Distraction fatale, sa main toucha l’écran par inadvertance et l’image disparut. Remplacée bientôt par une avalanche d’autres vidéos semblables. Les gens partageaient les « reels », la vidéo originale de trente secondes circulait partout sur le réseau, avec des détails contradictoires. Un gendarme tué par un terroriste tchadien. Un soldat déjoue un massacre au grand-marché. La foule lynche un terroriste. Puis, quelqu’un osa l’info : un gendarme togolais tué par un terroriste tchadien. Son sang reflua du cerveau vers son cœur qui sembla rompre sous le poids du liquide, et elle se souvint de la mort de son mari et cria : non, ça ne va pas recommencer !

Elle ne doutait pas de la vidéo, alors que, habituellement, elle se méfiait de ce qu’elle voyait. Fébrile, elle fit défiler les publications, et tomba sur le compte d’une dame qui faisait un direct depuis le marché de Kara. Les gens posaient des questions, commentaient, et la dame répondait. Les pompiers ont soigné le gendarme blessé sur place et embarqué le corps du gendarme poignardé, apprit-elle. Elle posa par écrit sa question : le gendarme emporté par les pompiers est-il vivant ? La dame répondit qu’elle n’en savait rien, mais que vu les photos de la victime qui circulaient, il y a peu de chance qu’il fût encore en vie. Elle demanda à la dame qui faisait le direct si elle avait lesdites photos, elle aussi. Vous en trouvez partout sur le réseau, répondit-elle. Alors, elle cessa d’écrire, et ses mains se mirent à trembler.

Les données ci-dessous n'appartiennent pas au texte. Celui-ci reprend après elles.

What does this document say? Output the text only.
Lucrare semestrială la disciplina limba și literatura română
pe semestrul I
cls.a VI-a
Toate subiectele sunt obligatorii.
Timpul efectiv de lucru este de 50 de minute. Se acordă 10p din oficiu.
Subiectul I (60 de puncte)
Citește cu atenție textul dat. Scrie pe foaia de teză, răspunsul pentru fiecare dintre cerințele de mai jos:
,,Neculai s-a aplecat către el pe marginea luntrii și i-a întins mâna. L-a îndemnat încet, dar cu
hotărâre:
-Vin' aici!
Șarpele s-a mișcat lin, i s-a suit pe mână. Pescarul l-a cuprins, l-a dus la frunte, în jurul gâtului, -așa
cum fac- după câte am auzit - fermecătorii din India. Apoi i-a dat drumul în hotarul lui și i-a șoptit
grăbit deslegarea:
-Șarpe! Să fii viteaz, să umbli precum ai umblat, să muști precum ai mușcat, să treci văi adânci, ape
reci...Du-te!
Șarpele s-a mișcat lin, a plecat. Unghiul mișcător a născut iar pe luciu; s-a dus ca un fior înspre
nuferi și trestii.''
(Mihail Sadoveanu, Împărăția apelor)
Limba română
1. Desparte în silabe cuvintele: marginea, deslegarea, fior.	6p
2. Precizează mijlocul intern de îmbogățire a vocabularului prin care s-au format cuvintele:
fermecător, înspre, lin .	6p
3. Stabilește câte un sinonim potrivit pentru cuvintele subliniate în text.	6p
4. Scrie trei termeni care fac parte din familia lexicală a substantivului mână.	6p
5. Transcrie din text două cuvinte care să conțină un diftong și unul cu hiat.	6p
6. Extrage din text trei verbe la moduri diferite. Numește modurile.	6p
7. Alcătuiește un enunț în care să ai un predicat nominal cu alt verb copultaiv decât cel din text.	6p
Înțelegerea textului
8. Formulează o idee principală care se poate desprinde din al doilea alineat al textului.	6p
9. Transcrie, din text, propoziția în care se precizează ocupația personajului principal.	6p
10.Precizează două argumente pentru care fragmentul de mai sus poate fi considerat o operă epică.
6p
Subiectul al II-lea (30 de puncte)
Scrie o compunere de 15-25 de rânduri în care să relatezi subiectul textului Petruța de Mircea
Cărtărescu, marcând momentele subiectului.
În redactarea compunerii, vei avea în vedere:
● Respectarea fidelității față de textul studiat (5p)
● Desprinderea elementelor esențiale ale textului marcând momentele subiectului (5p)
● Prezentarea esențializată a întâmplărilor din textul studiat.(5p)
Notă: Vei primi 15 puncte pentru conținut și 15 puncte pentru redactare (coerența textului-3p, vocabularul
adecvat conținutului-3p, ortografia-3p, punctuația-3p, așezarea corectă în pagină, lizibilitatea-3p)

Elle coupa le Live de la dame @cocobeach228 et déconnecta la 4G, se retirant volontairement du réseau. Elle sortit dans la cour de la petite maison où elle vivait seule, se dirigea vers le portail et l’ouvrit. Dehors, la vie était là, les voisins continuaient de jeter indolemment leurs eaux usées sur la voie publique, les enfants jouaient à la marelle devant le moulin qui grinçait de ses meules mal aiguisées, et elle vit plusieurs femmes se diriger vers l’atelier de mécanique La Main de Dieu ; le garage avait été transformé en église par le patron, qui disait avoir reçu une révélation après avoir survécu au Covid-19. Elle songeait aux photos qui circulaient sur les réseaux sociaux, elle ne voulait pas les voir. Et si… ? se dit-elle. Elle composa une énième fois le numéro de son fils. Nul n’est à l’abri du miracle, voulut-elle se convaincre.

Alexine se souvint de ses efforts. Elle mit ses pas dans les pas de la foule, et se dirigea à son tour vers La Main de Dieu.